La Commission Européenne recherche actuellement des solutions efficaces et durables qui permettraient de réduire les coûts liés aux importations d’énergie fossile. Une étude récente qu'elle a rendue publique, basée sur des modèles macroéconomiques internes, se penche sur les différentes issues possibles des discussions à venir portant sur le paquet énergie-climat à l’horizon 2030. La mise en place d’une «politique volontariste » pour 2030 y est largement évoquée. La discussion devrait se poursuivre lors du sommet européen qui se tiendra le 20 et le 21 mars prochain.

Les objectifs de la transition énergétique de 2020 devraient être prolongés

L'Union Européenne est engagée sur la voie de la transition énergétique depuis plusieurs années et a fixé des objectifs forts. Au chapitre du "changement climatique et des énergies durables", il est prévu que d'ici 2020 les émissions de gaz à effet de serre soient réduites de 20 % par rapport à 1990. En matière de mix énergétique, l'objectif est d'atteindre une part de 20 % d'énergies renouvelables dans l'énergie utilisée tout en améliorant l'efficacité énergétique.

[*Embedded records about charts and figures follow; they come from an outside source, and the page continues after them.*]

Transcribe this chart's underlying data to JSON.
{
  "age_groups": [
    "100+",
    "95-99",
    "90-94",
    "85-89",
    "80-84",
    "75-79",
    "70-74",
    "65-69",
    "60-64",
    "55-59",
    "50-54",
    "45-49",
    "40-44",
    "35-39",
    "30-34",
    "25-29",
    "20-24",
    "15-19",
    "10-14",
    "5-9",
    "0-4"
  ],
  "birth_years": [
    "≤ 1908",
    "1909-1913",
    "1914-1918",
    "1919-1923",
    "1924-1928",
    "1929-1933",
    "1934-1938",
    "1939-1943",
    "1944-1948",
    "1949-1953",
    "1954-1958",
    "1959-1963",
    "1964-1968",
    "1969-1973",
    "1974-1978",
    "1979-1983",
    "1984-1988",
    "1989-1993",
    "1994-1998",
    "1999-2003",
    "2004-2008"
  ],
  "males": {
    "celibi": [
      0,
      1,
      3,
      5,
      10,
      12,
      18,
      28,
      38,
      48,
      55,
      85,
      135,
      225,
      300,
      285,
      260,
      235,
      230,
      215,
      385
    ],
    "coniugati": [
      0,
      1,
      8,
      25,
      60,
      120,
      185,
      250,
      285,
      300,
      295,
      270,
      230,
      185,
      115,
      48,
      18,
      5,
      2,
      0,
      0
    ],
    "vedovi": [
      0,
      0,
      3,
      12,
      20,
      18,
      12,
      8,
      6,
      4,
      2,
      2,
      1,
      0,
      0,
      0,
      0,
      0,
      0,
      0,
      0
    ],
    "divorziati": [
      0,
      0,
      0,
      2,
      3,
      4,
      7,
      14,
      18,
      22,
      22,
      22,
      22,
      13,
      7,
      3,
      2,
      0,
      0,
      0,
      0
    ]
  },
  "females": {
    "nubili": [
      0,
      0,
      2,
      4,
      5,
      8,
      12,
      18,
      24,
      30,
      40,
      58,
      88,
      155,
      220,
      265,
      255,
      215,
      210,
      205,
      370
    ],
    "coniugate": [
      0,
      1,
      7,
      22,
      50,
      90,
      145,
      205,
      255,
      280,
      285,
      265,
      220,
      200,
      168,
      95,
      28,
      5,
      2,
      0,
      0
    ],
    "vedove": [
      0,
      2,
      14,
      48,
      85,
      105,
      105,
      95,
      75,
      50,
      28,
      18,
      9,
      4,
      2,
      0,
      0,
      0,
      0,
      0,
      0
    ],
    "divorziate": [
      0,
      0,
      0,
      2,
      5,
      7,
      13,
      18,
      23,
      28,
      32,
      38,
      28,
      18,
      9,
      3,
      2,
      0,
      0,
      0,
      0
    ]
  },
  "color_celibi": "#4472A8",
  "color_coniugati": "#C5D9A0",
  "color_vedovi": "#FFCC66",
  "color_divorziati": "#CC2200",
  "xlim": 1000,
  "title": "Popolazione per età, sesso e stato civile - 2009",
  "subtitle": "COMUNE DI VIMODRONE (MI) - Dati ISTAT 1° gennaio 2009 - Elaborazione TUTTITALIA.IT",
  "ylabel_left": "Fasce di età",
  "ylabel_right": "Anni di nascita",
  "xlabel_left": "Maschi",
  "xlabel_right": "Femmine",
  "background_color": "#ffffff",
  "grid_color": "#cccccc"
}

Pour atteindre ses buts, la Commission européenne mise donc sur la transition énergétique qui, d’après les experts, pourrait être bénéfique au delà de son impact écologique. En effet, selon les prévisions, une baisse de 40 % des émissions de CO2 pourrait permettre de créer 645.000 emplois supplémentaires en Europe, si on y ajoute les objectifs portant sur la pénétration des énergies renouvelables et de l’efficacité énergétique alors, près de 1,25 million d'emploi pourraient être créé. Même si la solution retenue avait des impacts négatifs sur les industries extractives, il reste que les gains dont profiteront l’industrie de base, les transports, l’ingénierie ou encore le bâtiment permettront d’équilibrer la donne. Dans leur rapport, les experts annoncent qu’en choisissant de retenir la même politique énergétique qu'actuellement, le coût de l'énergie passerait de 12,8 % en 2010 à 14,2 % en 2030. Cette hausse est à attribuer à celle des prix des énergies fossiles à l’importation.

Opter pour les énergies renouvelables

Les ministres de l’Énergie de huit des 28 pays de l’Union européenne ont adressé une requête à Günther Oettinger, commissaire européen à l’Énergie, et à son homologue au climat, Connie Hedegaard, demandant d’établir un nouvel objectif européen pour les énergies renouvelables à l’horizon 2030. Les ministres de ces pays (la France en faisant partie) ont tenu à expliquer que le fait de soutenir l’intégration des énergies renouvelables et l’efficacité énergétique permettra d’assurer une énergie propre et compétitive pour le futur.

Réduire les émissions de CO2 de plus de 40 % coûterait la sommes de 2 milliards d’euros en plus par an en raison du coût de la pénétration des énergies renouvelables. Cependant, la baisse des dépenses liées à la pollution devraient permettre de combler ce trou dans le budget, les économies annoncées devant avoisiner les 17 à 33 milliards d’euros par an. Enfin, le développement de la production d'énergies renouvelables en Europe permettra de diminuer la dépendance énergétique des États membres qui réaliseraient ainsi des économies sur les importations énergétiques qui pourraient atteindre 547 milliards d’euros sur la période 2011-2030.